Limitations & Future Work¶
- Evaluation is restricted to the LLaMA series, with Mistral/Qwen yet to be tested.
- The efficacy of linear regression recovery may be limited at higher pruning ratios (>40%).
- Greedy search for attention heads can be time-consuming when there are many heads.
- Joint application with quantization methods remains unexplored.
- The impact on long-context scenarios has not been evaluated.
Related Work & Insights¶
- Difference from LLM-Pruner: Gradient-free.
- Difference from Wanda: Structured rather than unstructured.
- Insight: Feature space evaluation can be extended to other scenarios requiring channel importance estimation.
Rating¶
- Novelty: 4.0/5 — Incremental work, but each component makes a clear contribution
- Experimental Thoroughness: 4.5/5 — Multi-model and multi-benchmark evaluation
- Writing Quality: 4.0/5
- Value: 4.5/5 — Possesses direct practical value for LLM compression
Supplementary¶
Intuition of Feature Space Importance¶
Element-wise importance focuses solely on weight magnitude, yet two channels sharing the same direction are redundant. Feature space importance considers both direction and magnitude, allowing the identification of truly unique channels.
Linear Regression Recovery vs.
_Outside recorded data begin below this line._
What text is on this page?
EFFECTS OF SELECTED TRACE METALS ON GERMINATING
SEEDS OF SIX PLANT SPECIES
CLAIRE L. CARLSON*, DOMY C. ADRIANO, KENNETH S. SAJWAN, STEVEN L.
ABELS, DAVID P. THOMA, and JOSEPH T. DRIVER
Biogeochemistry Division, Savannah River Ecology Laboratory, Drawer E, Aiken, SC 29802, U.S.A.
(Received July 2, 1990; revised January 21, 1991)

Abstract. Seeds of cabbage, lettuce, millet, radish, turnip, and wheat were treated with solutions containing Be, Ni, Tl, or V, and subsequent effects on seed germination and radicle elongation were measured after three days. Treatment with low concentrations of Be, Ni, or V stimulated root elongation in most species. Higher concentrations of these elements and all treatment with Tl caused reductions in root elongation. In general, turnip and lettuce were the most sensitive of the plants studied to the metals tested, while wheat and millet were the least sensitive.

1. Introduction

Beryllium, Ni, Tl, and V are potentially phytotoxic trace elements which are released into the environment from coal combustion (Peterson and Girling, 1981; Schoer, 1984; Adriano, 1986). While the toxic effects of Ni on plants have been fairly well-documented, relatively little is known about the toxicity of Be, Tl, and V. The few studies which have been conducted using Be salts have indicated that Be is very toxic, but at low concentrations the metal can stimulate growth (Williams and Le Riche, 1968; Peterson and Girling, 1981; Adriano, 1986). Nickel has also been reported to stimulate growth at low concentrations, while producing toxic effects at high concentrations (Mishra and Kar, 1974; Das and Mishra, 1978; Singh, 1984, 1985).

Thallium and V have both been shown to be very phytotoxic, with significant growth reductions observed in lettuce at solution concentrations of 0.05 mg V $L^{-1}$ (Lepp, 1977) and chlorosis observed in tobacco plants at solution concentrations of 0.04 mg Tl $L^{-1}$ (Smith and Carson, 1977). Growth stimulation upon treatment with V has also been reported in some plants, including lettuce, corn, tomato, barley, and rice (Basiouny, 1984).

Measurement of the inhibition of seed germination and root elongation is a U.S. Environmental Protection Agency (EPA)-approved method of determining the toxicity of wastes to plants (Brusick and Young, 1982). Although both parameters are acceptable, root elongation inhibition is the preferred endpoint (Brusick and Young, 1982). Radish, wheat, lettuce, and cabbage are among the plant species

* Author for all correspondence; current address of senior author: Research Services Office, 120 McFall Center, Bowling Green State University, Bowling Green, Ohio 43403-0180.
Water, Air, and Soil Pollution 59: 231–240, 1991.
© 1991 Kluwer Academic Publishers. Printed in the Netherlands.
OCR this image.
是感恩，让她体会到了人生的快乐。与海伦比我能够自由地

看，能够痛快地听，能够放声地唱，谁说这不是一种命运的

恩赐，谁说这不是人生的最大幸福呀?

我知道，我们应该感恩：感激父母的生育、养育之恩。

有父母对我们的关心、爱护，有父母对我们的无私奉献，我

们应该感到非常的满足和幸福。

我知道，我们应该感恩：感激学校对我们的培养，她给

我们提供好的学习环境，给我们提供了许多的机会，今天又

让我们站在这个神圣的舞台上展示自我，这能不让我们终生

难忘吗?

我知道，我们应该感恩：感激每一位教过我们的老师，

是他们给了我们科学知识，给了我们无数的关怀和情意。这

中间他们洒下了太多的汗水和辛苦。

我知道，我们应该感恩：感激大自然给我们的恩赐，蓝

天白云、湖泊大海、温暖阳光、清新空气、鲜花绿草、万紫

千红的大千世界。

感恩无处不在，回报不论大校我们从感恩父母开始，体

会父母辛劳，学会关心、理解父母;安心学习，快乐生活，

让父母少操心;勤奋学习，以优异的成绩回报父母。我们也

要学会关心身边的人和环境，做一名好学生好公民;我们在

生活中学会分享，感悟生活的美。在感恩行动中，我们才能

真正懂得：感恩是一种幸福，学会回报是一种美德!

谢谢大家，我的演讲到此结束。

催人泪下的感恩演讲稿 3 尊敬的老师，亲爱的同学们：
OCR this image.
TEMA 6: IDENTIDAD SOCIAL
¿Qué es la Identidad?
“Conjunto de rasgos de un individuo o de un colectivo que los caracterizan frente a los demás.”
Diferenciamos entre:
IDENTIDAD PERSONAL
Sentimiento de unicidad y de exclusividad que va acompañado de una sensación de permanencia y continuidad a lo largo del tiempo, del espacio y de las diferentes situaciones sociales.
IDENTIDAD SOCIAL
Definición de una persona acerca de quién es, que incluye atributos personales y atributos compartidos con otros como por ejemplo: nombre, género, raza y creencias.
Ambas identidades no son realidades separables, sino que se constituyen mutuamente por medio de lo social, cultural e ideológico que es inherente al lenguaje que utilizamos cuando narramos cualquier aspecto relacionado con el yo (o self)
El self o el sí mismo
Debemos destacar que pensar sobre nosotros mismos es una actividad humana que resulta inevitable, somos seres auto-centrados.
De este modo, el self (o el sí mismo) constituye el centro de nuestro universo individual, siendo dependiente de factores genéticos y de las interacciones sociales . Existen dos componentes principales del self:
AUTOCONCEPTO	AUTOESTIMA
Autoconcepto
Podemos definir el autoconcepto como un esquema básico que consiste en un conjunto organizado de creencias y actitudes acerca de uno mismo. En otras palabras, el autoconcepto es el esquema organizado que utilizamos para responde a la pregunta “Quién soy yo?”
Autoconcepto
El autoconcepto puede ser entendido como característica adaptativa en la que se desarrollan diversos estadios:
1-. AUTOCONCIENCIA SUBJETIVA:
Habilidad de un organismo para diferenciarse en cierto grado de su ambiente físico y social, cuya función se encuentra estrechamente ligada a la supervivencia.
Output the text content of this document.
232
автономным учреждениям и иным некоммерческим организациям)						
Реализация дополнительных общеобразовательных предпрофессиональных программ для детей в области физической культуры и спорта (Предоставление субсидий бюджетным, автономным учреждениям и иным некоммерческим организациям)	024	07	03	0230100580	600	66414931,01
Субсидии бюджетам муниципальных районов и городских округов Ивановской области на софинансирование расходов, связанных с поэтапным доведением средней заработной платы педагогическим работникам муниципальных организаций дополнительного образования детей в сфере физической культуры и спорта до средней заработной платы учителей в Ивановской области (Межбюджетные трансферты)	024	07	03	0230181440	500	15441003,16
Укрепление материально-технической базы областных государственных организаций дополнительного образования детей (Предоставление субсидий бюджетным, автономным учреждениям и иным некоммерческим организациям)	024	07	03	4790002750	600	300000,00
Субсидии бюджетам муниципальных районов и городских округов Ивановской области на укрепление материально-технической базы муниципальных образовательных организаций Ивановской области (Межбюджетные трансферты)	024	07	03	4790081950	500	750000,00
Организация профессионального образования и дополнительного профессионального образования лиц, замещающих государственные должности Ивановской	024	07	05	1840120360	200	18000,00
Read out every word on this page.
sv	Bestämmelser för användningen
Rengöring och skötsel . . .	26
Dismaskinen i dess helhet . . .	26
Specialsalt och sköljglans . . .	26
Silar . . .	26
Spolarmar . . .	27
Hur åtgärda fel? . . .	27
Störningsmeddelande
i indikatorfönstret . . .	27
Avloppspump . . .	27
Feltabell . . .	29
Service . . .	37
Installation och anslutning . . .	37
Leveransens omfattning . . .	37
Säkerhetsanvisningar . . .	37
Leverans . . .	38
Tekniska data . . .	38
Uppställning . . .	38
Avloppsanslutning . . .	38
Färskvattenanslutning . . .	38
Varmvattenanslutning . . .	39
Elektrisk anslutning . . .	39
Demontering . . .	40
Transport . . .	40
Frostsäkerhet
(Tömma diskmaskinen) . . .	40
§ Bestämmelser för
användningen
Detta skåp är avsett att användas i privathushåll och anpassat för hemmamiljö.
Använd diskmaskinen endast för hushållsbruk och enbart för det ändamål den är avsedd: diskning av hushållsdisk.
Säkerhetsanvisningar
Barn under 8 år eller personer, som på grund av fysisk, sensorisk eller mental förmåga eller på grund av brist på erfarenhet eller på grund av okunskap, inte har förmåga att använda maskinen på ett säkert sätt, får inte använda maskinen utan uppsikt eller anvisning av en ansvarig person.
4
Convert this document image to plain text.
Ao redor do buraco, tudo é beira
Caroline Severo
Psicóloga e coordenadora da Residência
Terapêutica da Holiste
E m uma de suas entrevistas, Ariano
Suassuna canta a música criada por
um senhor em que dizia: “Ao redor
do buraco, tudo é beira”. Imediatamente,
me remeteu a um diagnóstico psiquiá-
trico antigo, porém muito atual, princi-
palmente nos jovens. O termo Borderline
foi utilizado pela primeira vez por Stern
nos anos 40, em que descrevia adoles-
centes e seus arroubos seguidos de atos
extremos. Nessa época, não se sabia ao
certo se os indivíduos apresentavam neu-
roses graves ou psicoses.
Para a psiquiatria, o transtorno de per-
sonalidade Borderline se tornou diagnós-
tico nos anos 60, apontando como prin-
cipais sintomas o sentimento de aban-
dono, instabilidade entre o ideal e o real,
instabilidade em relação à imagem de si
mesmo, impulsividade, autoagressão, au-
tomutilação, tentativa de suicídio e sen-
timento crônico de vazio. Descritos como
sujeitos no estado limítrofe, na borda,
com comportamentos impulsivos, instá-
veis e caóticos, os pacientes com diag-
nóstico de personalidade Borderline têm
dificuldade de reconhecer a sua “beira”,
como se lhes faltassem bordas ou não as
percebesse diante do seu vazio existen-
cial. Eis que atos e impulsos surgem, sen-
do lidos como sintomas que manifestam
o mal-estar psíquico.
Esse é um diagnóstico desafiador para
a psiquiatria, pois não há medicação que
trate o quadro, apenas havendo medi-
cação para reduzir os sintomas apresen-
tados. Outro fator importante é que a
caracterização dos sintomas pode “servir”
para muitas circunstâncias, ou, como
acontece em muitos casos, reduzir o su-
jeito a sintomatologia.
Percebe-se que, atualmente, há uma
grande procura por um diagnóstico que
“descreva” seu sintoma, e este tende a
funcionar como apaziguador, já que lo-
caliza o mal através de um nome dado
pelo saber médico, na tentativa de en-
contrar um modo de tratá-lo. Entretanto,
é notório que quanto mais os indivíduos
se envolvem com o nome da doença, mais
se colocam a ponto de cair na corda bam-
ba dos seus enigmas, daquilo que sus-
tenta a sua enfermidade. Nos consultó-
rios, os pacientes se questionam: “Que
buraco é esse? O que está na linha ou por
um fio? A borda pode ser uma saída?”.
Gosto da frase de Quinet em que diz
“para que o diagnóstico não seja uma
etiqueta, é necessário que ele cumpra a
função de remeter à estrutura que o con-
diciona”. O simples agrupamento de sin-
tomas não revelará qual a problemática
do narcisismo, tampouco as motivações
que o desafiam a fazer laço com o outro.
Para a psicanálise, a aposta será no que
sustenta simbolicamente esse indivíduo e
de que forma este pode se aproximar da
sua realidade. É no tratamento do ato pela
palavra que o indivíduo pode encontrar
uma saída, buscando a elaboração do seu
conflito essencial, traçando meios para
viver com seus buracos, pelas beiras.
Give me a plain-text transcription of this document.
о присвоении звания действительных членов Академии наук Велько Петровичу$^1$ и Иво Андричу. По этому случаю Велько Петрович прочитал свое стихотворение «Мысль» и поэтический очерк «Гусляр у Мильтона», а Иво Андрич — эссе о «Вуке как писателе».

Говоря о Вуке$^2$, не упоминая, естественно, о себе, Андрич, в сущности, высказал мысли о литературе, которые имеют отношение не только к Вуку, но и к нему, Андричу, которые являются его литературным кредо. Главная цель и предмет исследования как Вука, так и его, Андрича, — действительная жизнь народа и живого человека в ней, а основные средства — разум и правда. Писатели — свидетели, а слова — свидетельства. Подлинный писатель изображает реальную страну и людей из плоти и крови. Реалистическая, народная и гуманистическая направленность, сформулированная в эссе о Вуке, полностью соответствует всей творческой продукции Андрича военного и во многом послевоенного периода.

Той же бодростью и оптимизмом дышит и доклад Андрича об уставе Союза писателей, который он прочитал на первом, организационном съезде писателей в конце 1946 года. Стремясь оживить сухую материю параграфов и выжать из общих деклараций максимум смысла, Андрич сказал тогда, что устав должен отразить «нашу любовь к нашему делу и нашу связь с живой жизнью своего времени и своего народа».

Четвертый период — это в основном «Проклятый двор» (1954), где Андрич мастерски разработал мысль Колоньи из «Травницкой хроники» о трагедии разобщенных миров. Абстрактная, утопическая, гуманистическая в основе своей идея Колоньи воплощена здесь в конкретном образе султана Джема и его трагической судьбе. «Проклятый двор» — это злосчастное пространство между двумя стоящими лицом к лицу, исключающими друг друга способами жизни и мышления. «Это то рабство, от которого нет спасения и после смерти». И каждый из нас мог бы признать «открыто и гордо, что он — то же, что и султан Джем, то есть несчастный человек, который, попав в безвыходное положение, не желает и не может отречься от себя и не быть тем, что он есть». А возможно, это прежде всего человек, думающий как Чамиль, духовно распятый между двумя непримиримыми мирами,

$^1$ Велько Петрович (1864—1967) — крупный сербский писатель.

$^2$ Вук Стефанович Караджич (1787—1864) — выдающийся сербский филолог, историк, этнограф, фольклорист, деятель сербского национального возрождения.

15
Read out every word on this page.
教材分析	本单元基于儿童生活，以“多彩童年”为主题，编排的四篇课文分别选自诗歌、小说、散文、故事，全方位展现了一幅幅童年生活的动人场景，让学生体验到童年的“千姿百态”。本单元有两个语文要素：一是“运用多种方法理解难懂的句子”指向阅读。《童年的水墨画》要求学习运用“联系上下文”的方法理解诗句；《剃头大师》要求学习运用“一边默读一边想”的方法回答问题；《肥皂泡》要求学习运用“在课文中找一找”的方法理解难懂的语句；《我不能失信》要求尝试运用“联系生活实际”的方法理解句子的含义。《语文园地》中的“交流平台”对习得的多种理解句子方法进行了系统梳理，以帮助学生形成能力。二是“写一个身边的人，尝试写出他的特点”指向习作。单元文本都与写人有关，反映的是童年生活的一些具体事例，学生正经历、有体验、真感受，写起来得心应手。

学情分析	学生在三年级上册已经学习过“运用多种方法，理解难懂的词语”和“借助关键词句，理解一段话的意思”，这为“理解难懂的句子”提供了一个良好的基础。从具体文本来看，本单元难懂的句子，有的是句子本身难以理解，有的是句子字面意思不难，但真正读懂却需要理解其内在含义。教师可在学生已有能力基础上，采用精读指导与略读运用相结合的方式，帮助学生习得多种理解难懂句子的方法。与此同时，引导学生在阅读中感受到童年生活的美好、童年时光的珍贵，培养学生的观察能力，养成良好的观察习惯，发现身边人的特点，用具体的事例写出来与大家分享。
LoRA Fine-Tuning¶
LoRA requires multi-step training, whereas linear regression requires only a single-step closed-form solution—greatly accelerating the compression pipeline while maintaining accuracy.
Automation of Layer-wise Pruning Ratios¶
Different layers exhibit varying sensitivity to pruning. SlimLLM automatically computes the optimal pruning ratio for each layer, avoiding the sub-optimality associated with uniform pruning.
Effect of Greedy Head Search¶
Evaluating the importance of each head individually may be insufficient, as two individually unimportant heads might be crucial when combined. Greedy search identifies better combinations of heads within a reasonable computational budget.
Complementarity with Unstructured Methods¶
SlimLLM's structured pruning can be stacked with unstructured methods like SparseGPT—first removing channels/heads, then sparsifying the remaining weights.